Tuesday, January 09, 2007

An ATM for books


By Emily Maltby, FSB Magazine
December 14 2006: 9:36 AM EST

(FSB Magazine) -- Buying a book could become as easy as buying a pack of gum. After several years in development, the Espresso - a $50,000 vending machine with a conceivably infinite library - is nearly consumer-ready and will debut in ten to 25 libraries and bookstores in 2007. The New York Public Library is scheduled to receive its machine in February.

The company behind the Espresso is called On Demand Books, founded by legendary book editor Jason Epstein, 78, and Dane Neller, 56, but the technology was developed six years ago by Jeff Marsh, who is a technology advisor for New York City-based ODB (ondemandbooks.com).

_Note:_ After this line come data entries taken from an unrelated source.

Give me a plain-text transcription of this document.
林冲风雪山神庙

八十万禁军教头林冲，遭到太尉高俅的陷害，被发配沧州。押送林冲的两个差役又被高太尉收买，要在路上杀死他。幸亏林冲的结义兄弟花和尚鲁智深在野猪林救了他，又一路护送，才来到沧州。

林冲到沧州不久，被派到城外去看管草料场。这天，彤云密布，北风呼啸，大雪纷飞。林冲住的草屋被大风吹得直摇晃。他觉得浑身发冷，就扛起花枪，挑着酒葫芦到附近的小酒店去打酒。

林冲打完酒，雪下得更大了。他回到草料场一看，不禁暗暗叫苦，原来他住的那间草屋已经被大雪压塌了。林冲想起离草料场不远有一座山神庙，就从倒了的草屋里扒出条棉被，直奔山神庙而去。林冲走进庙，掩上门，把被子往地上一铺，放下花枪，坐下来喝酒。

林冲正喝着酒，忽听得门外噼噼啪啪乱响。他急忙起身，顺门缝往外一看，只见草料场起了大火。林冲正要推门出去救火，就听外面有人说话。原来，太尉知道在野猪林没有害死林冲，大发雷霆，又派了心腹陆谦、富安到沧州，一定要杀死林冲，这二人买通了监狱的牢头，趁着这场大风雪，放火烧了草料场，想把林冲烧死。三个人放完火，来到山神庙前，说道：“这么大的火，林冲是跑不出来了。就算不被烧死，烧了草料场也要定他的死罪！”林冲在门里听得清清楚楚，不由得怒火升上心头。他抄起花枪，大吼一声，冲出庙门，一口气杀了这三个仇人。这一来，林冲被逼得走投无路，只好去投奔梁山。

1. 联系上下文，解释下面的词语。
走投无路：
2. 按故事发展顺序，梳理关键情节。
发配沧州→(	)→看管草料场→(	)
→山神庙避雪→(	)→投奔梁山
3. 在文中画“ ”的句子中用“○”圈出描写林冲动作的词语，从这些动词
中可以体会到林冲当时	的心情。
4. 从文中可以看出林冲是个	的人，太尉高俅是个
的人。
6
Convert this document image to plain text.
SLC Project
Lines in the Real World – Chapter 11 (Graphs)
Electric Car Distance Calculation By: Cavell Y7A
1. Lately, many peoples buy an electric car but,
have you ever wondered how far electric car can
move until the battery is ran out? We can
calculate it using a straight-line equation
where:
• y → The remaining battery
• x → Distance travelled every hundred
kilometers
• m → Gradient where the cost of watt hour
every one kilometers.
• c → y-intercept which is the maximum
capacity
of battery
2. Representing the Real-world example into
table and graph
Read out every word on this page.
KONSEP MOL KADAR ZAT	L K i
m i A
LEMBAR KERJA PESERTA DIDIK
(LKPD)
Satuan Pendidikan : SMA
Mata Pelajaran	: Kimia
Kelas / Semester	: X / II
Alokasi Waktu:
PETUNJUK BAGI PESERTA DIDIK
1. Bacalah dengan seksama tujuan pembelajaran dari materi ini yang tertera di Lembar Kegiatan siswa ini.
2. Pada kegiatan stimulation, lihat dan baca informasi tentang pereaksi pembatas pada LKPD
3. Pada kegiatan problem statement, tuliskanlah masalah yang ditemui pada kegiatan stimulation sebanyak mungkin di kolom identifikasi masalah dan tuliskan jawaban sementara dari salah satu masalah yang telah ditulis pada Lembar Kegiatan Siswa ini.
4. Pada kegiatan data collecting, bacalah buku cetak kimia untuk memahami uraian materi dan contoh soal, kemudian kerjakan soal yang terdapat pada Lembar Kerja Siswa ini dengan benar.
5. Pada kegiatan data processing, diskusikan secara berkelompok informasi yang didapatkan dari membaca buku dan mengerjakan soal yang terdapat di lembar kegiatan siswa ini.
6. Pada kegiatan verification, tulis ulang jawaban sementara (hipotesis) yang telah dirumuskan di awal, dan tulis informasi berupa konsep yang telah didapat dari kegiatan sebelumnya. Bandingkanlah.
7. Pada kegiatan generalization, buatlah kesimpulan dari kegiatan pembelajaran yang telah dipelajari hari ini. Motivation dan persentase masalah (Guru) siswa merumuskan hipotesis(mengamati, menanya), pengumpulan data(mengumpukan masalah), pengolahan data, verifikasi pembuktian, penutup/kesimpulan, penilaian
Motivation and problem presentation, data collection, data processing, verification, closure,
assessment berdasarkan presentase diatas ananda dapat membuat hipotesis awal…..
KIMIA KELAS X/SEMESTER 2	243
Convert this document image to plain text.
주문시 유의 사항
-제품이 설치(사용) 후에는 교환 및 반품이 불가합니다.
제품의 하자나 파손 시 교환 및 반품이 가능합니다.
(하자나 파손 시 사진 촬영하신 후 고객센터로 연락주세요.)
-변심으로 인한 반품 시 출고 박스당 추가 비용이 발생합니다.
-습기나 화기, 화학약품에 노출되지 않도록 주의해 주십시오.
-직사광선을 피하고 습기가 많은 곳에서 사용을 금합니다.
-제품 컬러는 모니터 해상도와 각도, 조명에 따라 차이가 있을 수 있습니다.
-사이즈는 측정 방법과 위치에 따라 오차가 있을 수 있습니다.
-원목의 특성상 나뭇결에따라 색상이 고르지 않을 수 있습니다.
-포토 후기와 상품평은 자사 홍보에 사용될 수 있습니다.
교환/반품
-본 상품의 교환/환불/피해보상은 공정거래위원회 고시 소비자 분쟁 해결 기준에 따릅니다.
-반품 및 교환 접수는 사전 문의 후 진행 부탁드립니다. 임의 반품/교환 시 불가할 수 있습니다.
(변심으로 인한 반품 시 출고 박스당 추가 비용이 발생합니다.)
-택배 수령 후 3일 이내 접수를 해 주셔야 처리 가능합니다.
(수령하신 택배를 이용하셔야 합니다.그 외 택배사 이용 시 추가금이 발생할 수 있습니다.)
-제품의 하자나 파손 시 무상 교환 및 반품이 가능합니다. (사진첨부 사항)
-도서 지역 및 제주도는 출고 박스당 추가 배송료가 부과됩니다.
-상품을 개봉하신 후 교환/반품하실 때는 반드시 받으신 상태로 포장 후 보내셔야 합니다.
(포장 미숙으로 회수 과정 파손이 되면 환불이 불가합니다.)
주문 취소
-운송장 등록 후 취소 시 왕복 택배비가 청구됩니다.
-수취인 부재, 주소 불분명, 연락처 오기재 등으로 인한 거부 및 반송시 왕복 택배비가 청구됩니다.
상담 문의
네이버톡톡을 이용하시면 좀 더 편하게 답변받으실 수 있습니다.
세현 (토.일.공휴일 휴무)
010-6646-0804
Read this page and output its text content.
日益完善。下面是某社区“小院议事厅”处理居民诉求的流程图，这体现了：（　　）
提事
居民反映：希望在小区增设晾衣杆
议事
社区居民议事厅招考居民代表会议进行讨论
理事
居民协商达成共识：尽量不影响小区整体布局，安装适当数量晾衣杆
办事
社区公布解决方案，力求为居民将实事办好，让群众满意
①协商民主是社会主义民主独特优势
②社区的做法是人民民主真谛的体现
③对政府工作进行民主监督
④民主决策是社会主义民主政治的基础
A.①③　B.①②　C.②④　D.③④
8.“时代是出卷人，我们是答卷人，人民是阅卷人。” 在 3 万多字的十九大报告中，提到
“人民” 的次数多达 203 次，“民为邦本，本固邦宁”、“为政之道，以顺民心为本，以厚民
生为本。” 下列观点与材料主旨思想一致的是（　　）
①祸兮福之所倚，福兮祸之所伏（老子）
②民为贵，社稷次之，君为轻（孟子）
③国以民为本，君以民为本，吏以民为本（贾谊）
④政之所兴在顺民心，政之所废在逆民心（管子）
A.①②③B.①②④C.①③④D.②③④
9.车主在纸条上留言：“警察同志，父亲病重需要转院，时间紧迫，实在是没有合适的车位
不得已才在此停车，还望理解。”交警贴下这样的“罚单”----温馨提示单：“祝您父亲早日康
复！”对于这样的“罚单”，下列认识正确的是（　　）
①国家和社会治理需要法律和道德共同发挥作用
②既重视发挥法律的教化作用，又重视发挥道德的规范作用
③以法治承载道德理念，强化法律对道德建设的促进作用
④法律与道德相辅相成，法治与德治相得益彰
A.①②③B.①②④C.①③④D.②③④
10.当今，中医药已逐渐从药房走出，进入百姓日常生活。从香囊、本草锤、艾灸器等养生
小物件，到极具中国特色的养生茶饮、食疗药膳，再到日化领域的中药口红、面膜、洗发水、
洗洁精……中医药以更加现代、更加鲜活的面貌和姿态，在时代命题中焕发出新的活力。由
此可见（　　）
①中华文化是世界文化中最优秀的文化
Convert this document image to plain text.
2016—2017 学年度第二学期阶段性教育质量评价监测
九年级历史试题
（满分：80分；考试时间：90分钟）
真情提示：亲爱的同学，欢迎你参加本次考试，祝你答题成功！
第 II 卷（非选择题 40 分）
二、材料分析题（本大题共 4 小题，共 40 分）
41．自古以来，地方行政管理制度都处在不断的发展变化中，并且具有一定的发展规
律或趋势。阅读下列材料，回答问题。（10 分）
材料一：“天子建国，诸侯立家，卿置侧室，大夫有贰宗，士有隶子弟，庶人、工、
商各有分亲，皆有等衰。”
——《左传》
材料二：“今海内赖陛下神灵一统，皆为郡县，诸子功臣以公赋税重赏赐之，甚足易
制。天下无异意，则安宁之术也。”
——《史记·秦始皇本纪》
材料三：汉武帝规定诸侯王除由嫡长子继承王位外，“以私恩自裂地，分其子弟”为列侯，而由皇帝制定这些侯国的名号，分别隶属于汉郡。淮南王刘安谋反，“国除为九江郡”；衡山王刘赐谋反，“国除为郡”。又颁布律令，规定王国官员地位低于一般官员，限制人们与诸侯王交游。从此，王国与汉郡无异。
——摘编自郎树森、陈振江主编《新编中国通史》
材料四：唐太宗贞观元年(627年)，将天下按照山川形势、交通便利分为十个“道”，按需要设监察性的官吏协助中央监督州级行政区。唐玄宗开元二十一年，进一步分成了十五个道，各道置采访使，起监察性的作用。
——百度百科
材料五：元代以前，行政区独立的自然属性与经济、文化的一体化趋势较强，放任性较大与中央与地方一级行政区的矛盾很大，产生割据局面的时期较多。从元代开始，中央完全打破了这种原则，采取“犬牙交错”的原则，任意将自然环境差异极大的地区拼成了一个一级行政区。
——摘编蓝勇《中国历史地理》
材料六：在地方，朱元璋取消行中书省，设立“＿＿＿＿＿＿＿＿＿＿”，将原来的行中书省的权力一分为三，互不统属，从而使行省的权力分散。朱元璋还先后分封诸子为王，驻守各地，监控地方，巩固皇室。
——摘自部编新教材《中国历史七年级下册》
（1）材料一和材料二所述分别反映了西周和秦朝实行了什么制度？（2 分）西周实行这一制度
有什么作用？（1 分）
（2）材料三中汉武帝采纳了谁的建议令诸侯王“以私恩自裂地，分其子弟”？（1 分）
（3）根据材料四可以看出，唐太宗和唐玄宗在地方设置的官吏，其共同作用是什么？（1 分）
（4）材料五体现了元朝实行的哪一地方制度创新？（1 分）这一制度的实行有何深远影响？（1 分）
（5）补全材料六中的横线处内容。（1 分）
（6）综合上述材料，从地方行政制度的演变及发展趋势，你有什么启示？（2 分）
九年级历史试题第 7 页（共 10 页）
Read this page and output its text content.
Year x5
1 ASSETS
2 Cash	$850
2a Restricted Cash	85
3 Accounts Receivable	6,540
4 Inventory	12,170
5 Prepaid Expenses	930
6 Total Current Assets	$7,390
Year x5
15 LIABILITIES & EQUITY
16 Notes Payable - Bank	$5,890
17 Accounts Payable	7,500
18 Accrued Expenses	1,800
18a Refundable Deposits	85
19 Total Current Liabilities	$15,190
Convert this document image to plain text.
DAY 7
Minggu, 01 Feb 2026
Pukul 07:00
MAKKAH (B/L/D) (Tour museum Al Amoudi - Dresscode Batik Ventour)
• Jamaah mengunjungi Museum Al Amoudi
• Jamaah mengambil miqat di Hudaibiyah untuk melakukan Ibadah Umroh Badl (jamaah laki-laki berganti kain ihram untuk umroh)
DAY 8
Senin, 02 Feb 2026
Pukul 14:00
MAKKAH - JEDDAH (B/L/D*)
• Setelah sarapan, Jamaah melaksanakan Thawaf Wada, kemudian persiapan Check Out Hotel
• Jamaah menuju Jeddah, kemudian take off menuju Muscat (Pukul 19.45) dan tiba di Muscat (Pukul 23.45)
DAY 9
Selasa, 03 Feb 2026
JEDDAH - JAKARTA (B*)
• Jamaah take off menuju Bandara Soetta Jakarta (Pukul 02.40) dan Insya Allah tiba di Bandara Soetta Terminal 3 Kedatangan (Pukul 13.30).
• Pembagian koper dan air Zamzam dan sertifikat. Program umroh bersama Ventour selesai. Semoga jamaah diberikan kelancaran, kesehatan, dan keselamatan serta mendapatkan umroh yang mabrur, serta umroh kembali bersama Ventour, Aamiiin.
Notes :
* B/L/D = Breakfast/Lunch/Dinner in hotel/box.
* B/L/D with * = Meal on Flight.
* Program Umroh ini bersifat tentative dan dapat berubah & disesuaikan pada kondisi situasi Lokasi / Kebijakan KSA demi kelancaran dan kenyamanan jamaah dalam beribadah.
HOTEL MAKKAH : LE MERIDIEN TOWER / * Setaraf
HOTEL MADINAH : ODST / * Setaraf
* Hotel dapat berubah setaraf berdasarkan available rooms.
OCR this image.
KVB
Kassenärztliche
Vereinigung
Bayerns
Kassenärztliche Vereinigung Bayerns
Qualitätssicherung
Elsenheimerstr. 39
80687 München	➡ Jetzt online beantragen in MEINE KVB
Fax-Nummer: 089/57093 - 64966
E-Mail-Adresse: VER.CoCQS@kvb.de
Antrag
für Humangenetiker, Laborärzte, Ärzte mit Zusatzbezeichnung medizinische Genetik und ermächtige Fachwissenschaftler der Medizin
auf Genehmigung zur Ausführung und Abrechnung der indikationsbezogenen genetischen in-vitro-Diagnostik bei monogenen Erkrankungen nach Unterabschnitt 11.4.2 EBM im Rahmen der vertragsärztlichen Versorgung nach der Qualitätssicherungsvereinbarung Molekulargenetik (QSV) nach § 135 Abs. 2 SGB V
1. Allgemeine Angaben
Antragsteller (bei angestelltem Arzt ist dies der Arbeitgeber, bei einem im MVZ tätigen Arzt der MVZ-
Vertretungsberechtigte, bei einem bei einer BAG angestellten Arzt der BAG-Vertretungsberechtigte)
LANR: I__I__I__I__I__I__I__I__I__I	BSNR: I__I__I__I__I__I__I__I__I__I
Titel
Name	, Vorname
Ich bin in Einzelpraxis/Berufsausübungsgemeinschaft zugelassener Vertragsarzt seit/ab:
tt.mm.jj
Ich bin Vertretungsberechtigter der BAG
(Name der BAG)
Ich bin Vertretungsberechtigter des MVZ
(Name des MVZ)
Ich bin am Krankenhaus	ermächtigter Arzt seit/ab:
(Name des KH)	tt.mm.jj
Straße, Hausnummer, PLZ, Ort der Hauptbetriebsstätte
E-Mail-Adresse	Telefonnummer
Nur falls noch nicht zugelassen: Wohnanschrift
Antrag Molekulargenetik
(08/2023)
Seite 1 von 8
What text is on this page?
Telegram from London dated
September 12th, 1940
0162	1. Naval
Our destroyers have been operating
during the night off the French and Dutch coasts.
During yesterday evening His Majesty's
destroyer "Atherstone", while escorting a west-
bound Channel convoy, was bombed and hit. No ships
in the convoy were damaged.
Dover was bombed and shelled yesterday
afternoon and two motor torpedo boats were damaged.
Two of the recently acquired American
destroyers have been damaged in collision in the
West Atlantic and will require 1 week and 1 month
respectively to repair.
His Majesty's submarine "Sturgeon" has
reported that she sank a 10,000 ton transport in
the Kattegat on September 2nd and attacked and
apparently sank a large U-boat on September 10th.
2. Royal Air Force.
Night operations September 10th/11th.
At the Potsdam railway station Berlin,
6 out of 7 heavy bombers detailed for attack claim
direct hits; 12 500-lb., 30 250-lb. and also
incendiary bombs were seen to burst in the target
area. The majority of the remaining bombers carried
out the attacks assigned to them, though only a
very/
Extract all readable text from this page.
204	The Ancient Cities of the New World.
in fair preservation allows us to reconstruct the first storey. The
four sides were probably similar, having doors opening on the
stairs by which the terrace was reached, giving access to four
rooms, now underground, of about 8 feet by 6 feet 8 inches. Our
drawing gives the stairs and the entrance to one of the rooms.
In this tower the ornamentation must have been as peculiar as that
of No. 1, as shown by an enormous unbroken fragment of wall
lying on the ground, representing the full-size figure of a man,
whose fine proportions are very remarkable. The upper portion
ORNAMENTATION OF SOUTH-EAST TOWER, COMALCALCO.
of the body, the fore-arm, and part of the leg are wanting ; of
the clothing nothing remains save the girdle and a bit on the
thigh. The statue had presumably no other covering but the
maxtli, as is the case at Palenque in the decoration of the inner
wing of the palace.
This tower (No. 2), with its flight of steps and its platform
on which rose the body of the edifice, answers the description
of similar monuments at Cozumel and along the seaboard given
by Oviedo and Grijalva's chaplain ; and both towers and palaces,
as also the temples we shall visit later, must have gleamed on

The machine can print, align, mill, glue and bind two books simultaneously in less than seven minutes, including full-color laminated covers. It prints in any language and will even accommodate right-to-left texts by putting the spine on the right. The upper page limit is 550 pages, though by tweaking the page thickness and type size, you could get a copy of War and Peace (albeit tough to read) if you wanted.

Neller says that future versions of the machine will accommodate longer works with fewer hassles. Prices for the finished product will vary depending on locations, but the production cost is about a penny per page. (At right, FSB's interpretation.)

Some 2.5 million books are now available - about one million in English and no longer under copyright protection. On Demand accesses the volumes through Google and the Open Content Alliance, among other sources. Neller predicts that within about five years On Demand Books will be able to reproduce every volume ever printed.

Epstein says that the larger obstacles are consumer preference - the machine can't make you a latte - and convincing skeptics in the industry. But some early adopters are already sold on the idea.

Niko Pfund, a publisher at Oxford University Press, says the evolution away from traditional bookstores is only natural. "For hundreds of years the industry was unchanged," Pfund says. "Then audio came out. Now it's time for digital."